Blood Glucose: 48
I never start by stating my blood sugar/blood glucose/bg but because I’m low I thought I should post it. People who have diabetes / know people with diabetes very well will know that means something. For the rest of you – let’s just put it this way: my mom would usually say “Courtney, shut up and eat” and to the others “don’t talk to her, she’s low”.
Very much signs I probably shouldn’t be writing this and a horrible note that says “i’m discrediting everything i’m about to write due to a glucose starved brain which indicates that I’m slightly crazy” <---- that there is a stereotype. Not everyone who has a glucose starved brain is crazy - sometimes we get clear thoughts - and courage to say something that we've not been expressing (that's me, now, at this moment)

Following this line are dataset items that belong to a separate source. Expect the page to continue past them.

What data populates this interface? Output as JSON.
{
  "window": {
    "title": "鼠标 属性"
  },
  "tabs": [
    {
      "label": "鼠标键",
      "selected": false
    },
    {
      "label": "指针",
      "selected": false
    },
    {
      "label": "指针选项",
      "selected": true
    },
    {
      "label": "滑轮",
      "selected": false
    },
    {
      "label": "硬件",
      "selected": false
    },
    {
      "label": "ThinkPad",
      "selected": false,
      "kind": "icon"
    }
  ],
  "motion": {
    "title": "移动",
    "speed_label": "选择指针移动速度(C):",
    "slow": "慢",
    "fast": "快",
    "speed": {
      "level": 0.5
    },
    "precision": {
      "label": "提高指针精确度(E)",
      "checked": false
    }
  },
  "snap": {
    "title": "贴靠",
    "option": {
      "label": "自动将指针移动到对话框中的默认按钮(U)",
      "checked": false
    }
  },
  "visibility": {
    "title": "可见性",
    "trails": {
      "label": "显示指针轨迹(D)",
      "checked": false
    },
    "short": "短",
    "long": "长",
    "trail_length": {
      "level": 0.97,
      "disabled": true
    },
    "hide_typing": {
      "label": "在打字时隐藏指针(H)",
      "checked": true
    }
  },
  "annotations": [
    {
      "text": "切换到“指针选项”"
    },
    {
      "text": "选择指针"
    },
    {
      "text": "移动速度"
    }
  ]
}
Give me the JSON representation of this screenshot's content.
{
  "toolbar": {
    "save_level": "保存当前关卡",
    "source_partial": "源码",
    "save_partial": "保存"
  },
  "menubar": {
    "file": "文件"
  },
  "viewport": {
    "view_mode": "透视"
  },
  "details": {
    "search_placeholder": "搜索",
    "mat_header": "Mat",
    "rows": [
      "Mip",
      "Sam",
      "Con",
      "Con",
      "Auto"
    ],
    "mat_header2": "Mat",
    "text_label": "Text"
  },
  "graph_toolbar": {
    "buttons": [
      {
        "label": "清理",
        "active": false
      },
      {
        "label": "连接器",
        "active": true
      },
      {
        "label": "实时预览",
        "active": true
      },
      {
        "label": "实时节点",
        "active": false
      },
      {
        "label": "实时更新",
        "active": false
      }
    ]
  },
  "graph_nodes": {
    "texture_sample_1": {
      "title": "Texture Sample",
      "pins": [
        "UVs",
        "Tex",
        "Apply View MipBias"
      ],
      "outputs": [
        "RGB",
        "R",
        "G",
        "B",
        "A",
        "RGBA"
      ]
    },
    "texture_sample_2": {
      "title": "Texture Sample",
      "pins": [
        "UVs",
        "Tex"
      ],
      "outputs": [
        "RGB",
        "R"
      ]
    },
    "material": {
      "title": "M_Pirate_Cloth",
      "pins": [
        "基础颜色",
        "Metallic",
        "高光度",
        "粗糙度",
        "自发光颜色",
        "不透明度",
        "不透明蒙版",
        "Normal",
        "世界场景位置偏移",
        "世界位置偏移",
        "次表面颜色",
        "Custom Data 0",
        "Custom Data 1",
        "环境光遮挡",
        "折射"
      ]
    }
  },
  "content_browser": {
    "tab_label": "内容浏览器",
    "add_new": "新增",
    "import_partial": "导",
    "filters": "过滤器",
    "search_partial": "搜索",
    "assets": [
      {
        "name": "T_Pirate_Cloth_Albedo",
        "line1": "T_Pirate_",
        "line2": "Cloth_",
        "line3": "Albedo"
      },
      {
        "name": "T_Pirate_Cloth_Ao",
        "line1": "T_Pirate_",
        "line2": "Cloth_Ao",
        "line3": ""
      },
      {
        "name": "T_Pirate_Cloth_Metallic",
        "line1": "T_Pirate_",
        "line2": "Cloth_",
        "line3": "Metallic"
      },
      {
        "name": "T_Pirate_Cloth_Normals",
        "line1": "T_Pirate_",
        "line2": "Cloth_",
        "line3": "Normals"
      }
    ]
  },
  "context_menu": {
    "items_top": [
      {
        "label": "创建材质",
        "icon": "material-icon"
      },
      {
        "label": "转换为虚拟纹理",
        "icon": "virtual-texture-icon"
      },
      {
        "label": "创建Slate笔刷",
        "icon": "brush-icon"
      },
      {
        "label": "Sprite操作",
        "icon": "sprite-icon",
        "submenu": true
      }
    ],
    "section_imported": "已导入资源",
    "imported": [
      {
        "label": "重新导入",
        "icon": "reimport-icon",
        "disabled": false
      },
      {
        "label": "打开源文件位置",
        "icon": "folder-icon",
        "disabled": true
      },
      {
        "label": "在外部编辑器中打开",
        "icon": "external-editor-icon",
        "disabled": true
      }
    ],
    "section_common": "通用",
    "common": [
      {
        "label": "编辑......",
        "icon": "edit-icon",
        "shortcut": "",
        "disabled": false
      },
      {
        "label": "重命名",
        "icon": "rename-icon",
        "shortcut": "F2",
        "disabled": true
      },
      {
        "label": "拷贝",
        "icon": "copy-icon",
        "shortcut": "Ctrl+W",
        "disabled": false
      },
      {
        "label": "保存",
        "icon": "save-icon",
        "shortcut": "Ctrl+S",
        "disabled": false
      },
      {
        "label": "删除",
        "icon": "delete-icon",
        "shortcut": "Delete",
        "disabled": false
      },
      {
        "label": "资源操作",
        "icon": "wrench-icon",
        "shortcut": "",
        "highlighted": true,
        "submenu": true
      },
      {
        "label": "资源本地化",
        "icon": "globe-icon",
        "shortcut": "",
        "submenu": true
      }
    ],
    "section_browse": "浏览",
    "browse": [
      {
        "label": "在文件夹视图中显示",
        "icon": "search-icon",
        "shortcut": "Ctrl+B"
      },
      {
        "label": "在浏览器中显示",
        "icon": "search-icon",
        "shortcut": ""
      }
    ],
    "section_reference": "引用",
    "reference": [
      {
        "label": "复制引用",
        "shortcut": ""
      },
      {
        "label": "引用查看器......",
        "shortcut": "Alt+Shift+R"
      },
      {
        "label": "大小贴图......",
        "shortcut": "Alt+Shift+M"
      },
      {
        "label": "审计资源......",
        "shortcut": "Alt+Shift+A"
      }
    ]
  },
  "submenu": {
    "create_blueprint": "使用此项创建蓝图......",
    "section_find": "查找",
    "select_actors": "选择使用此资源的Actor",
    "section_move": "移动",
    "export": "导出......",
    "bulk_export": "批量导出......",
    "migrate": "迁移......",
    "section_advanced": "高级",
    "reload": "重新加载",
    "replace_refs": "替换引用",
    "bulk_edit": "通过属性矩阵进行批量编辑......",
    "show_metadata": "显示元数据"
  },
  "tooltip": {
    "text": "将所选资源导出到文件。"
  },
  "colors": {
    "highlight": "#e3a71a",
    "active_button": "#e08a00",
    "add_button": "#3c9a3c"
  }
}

Ok, to the point, the reason I'm writing this: A name. A name change.
I keep pretty quiet about all things diabetes these days because I got tired of it being the center of my life, but something recently caught my eye....A Petition to Revise Names of Type 1 & 2 Diabetes to Reflect the Nature of Each Disease.
What I’ve decided is this: name change or no name change – for the past 20 years I have had diabetes and it will continue to be diabetes. And in my state of having diabetes I will always have to explain that I take insulin, that diet and exercise will not eliminate the fact that I have to take insulin, that my pancreas is dead (I still think that’s a misnomer – but that discussion is not for this moment), I got it as a kid – not due to some horrific amount of sugar intake – but an unknown reason.
What’s interesting to me, is a few years before I was diagnosed (ok, a decade) – a name change had already taken place. It went from Juvenile Onset diabetes to insulin dependent diabetes mellitus (Lee Ann at The Butter Compartment went into this a bit more in depth about the nomenclature of the name if you want to know more) – but when I was diagnosed in 1992 – it may have been called IDDM by the books – but the docs called it juvenile diabetes. Just because the medical name gets changed doesn’t mean the ambient noise around it will change.
To come even closer to home for me – with something I know intimately – and have to explain almost as often as diabetes in my life – bikes.
To most people – a bike is a bike is a bike. Regardless of being a mtn bike, a road bike, a triathlon bike, a cyclocross bike, a single speed bike, a fixed gear bike. It’s all a bike – they all serve the same purpose – you get on – you pedal – you go places. It’s a bike.
But to me – it’s not a bike, and people who know bikes (like those of us who know diabetes) know they’re not the same – they’re very different – even if it’s some minuscule way. If you’re intimate with it, you know the differences and can answer any question that gets thrown at you “what’s different about that bike?” – “what do you mean you didn’t get diabetes from eating lots of sugar?”.
The way people don’t understand diabetes – is similar to the way people don’t understand why I need “another” bike. Why I have “too many” bikes and what their different purposes are. Regardless of their names, I will always have to answer questions and educate the mass population that “just doesn’t get it”.
A name is mostly nothing – it’s a title – we have to explain its details, its intricacies, no mater how long/short/detailed etc the name is.
I have a disease – it’s called diabetes.